10/10/1999: Le cas Pinochet : un pas de plus vers la fin de l’impunité des dictateurs.

Le feu vert britannique à l’extradition de l’ex-dictateur chilien Augusto Pinochet, quatre mois après l’inculpation du président yougoslave Slobodan Milosevic pour crimes contre l’humanité, apporte de l’eau au moulin des partisans de la fin de « l’impunité des puissants ».

A contrario, l’affaire Pinochet, et le poids acquis par les tribunaux internationaux pour l’ex-Yougoslavie (TPI) ou le Rwanda (TPR), pourraient aussi « effrayer » les Etats réticents à ratifier les statuts de la future Cour pénale internationale (CPI) de l’ONU, selon certains experts.

L’organisation de défense des droits de l’homme Amnesty International a salué vendredi dans l’autorisation d’extrader vers l’Espagne Augusto Pinochet l’entrée des « droits de l’homme dans une nouvelle ère ».

Le haut-commissaire des Nations Unies pour les droits de l’homme, Mme Mary Robinson, s’est réjouie d’un « message clair »: « ceux qui commettent, ordonnent ou tolèrent la torture ne peuvent plus être sûrs de jouir d’une retraite tranquille ».

Elle a affirmé sa conviction que le cas Pinochet « renforce la nécessité que les Etats ratifient le statut de la Cour pénale internationale », appelée à juger crimes de guerre, crimes contre l’humanité et génocides.

Un an après son adoption en 1998 à Rome, le traité instituant la CPI n’a été ratifié que par une poignée d’Etats.
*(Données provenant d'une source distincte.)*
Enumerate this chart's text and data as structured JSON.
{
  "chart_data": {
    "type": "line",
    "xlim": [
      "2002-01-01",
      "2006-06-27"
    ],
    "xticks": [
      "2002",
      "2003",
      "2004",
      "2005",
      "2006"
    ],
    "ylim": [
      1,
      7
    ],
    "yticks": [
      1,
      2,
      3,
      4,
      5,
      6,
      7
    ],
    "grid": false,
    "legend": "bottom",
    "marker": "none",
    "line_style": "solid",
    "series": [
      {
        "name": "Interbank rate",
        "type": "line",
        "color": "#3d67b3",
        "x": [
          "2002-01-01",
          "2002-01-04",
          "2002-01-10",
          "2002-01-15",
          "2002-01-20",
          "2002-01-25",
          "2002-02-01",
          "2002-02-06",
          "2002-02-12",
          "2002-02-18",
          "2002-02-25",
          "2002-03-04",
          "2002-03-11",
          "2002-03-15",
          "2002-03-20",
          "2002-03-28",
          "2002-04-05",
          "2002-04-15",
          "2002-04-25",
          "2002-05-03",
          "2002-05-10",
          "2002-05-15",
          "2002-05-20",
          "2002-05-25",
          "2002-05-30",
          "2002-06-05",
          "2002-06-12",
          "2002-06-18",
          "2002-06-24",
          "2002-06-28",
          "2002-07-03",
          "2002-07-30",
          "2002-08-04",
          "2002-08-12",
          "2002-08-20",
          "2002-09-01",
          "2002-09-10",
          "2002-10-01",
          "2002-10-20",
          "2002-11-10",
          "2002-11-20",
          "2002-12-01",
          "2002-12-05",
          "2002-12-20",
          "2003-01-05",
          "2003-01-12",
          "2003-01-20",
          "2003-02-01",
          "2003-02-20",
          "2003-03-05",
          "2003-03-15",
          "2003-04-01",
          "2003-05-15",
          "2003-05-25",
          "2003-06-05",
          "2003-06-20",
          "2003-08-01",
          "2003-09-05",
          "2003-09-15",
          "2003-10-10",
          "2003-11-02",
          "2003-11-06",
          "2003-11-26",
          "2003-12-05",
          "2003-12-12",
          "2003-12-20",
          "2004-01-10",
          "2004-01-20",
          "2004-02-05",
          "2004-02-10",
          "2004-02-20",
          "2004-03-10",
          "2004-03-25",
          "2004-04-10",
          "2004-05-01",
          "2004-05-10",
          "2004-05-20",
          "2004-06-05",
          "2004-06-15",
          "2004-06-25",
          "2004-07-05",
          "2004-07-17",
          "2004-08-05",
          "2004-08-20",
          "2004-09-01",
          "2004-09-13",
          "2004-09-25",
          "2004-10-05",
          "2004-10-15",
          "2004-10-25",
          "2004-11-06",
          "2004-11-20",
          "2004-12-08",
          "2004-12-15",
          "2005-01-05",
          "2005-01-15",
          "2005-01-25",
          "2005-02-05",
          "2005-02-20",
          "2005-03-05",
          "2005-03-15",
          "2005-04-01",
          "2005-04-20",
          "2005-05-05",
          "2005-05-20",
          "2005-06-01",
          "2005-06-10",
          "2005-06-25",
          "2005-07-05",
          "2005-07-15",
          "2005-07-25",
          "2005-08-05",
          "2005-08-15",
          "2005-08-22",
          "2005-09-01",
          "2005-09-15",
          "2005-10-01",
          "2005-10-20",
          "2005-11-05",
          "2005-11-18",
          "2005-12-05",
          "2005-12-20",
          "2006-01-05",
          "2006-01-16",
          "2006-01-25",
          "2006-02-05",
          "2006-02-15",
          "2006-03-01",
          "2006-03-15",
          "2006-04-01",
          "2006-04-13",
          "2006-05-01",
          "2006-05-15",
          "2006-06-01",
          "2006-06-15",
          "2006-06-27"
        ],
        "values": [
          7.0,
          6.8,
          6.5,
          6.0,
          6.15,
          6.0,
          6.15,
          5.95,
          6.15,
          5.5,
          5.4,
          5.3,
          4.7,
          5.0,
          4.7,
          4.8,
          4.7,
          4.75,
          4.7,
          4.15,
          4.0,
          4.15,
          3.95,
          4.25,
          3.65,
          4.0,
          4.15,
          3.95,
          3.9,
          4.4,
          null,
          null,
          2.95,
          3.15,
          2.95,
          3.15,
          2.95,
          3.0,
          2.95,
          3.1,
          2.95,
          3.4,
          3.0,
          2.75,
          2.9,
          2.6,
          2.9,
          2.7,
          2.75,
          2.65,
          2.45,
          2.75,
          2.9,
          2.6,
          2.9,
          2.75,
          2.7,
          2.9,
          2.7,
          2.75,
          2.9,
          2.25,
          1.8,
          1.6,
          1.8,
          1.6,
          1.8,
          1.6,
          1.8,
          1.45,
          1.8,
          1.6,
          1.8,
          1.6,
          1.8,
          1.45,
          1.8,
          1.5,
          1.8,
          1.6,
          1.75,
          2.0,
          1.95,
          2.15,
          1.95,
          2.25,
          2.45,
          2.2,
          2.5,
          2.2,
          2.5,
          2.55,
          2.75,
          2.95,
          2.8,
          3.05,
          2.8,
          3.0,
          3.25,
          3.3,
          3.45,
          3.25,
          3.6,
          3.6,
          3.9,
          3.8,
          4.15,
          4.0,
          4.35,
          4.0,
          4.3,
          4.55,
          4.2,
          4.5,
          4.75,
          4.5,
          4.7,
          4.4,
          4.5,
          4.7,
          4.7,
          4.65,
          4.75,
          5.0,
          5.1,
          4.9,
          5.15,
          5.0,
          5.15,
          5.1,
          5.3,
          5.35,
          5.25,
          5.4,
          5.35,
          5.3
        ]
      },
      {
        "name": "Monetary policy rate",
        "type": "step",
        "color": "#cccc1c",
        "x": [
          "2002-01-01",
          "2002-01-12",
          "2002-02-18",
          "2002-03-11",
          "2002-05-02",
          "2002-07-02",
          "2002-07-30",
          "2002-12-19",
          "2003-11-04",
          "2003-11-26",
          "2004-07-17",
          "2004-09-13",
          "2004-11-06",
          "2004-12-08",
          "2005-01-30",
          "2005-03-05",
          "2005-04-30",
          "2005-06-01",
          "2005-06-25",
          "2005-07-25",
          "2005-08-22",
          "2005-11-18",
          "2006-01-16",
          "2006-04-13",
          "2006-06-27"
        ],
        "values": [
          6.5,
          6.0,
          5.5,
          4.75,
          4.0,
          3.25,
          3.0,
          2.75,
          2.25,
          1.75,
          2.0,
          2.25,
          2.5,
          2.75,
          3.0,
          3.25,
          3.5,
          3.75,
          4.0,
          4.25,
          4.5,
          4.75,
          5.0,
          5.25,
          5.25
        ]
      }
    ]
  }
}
Au moins 60 ratifications sont requises pour que cette cour, dont le siège sera à La Haye, puisse voir le jour.

Au même titre que l’inculpation de Slobodan Milosevic devant le TPI — la première d’un chef d’Etat en exercice devant une cour internationale –, les poursuites pour tortures engagées en Espagne contre Augusto Pinochet constituent un précédent.

Cette fois, c’est la juridiction d’un pays qui, pour des crimes contre ses ressortissants, s’en prend à l’ex-dictateur d’un autre Etat souverain.

Justice nationale pour Pinochet, internationale pour Milosevic: à première vue opposées, les deux affaires témoignent pourtant du risque encouru aujourd’hui par les dictateurs d’avoir à répondre un jour de leurs actes.

« Le droit international a indéniablement avancé avec le TPI. Il y a dix ans, l’affaire Pinochet était tout simplement inimaginable », confiait cette semaine à l’AFP le juge français Claude Jorda, président de la 1ère chambre du tribunal de La Haye.

Sur la même longueur d’ondes, Louise Arbour, ex-procureur du TPI et du TPR, à l’origine de l’inculpation fin mai du président Milosevic, estime que la justice internationale a fait « plus de progrès au cours des cinq dernières années que dans les 50 précédentes ».

Pour la magistrate canadienne, « l’impunité des puissants ne fait plus partie du paysage pour le prochain millénaire ». Signe d’une sensibilisation internationale accrue à la question, les appels se multiplient aussi pour demander le jugement des responsables d’exactions au Timor Oriental, ex-colonie portugaise annexée illégalement par l’Indonésie en 1976.

Reste à déterminer cependant la portée réelle d’une « chasse » tous azimuts aux dictateurs et criminels de guerre. « Si le TPI avait été un fiasco complet, on ne parlerait même pas de CPI. Inversement, le fait qu’on a montré que c’était faisable, peut faire peur à certains Etats, d’où la réduction des pouvoirs de la future cour », relève M. Jorda, notant en outre l' »échec complet » du TPI à « prévenir la récidive ».

« C’est une de nos brûlures », souligne-t-il en évoquant la réédition au Kosovo, des atrocités de la guerre en Bosnie.